Among the specific development activities that are in process include:
  • A Midway Business District color brochure is being prepared to entice perspective owners with the goal to fill each and every available storefront in 2010.  
  • An application has been submitted for nearly $20,000 in grants through the Main Street program to bring signage to the District as well as signs on I-471.  Grants will be awarded in February.
Debbie indicates that "developing pride in the district is first and foremost in our minds.  We hope to change that mentality and create something that the entire City of Fort Thomas can be proud of and invite friends and family to visit."

"Our new museum is drawing dozens of people--largely from other areas of the tri-state.  Wouldn't it be great for museum workers to point out the district to those patrons and they would also become patrons of our businesses?  We have created the tourism draw--now it's time to create the business district that will entice them to return over and over again."

I do hope we are putting our hope on other draws beyond the museum.  While that may be drawing some traffic I have to think that those biking the trails in Tower Park could be an even bigger draw.  Additionally, upgraded programming at the amphitheater would bring families with children and tie-ins with Midway businesses could be a key part of that strategy.  Continued focus on the Earth Mother Market will also continue to draw people but only as long as they can continue to pull in vendors and expand hours of operation.

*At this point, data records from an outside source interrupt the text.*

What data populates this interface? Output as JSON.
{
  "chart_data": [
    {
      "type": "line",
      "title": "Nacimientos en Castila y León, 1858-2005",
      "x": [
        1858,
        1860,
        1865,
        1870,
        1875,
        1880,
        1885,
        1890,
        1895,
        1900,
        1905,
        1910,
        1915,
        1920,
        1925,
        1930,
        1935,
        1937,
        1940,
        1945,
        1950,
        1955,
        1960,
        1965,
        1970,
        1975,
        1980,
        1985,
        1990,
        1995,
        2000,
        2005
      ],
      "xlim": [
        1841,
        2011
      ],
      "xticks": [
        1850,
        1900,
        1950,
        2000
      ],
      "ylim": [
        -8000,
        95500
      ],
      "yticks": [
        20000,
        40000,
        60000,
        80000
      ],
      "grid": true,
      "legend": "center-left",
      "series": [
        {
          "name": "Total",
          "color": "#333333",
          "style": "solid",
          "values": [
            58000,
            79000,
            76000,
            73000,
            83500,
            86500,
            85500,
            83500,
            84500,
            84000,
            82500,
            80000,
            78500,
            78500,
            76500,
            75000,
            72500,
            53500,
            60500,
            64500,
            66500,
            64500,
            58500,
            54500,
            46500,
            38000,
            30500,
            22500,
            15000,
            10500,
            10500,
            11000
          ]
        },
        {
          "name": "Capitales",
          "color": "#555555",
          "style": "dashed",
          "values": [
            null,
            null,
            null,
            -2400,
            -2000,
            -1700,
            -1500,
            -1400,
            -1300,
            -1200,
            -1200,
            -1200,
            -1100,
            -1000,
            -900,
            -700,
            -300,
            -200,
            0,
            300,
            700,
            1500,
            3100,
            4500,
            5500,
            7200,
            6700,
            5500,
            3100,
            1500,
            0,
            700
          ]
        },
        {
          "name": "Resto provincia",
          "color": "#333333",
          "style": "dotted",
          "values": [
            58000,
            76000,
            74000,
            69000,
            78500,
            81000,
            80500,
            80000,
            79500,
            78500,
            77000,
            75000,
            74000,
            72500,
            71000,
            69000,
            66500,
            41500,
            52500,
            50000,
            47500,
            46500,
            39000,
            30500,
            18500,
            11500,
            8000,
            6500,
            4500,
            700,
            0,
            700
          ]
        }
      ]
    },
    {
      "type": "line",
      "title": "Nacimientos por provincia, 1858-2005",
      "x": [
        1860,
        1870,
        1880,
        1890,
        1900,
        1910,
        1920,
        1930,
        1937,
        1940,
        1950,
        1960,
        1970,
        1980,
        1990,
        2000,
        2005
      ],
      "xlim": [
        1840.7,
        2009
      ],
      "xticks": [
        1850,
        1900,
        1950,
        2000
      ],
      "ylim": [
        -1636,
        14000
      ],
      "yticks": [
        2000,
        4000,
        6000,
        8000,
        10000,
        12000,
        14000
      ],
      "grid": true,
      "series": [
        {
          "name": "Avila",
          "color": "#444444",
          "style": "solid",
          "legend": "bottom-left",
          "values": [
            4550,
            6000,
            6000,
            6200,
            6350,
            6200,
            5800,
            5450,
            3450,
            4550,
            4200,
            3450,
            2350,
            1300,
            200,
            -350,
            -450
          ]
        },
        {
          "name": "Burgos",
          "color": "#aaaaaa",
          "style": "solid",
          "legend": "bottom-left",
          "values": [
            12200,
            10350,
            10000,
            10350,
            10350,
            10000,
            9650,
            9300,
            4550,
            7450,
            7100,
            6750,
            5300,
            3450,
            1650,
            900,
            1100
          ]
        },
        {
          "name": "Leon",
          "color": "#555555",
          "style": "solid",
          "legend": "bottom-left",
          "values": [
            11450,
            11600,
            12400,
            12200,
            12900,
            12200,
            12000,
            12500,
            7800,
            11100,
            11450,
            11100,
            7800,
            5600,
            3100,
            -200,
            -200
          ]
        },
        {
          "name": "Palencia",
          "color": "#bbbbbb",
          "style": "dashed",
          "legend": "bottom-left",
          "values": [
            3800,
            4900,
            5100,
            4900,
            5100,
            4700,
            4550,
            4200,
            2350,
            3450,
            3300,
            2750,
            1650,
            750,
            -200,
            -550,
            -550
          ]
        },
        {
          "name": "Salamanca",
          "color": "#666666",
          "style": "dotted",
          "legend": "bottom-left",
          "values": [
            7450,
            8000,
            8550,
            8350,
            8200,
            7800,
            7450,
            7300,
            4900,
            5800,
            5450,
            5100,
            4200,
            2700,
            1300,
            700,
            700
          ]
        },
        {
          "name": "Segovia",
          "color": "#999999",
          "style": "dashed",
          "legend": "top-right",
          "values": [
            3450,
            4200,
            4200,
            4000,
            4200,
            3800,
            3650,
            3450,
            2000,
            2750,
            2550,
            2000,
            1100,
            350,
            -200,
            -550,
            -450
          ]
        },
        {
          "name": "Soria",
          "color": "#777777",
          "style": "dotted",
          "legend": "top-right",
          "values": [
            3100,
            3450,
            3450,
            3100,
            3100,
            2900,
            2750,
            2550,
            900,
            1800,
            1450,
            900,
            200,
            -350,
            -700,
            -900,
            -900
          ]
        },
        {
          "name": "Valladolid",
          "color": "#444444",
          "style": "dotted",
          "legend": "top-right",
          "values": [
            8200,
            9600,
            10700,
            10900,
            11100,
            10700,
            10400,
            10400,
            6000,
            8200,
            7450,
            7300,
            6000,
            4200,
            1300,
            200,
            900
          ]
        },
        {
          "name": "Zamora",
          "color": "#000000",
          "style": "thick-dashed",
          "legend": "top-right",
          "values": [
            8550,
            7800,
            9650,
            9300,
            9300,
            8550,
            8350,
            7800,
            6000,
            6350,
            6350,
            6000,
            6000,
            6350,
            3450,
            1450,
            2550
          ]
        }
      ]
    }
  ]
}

I applaud the efforts and it is important to have groups like this that include mostly volunteers and organized by a highly energetic Debbie Buckley that can be the driving force behind positive changes.  Elected officials and the city manager have shown an inability to get these districts moving in the right direction and it is up to the energy of this group and the creativity and connections of those serving on these groups to sustain the momentum.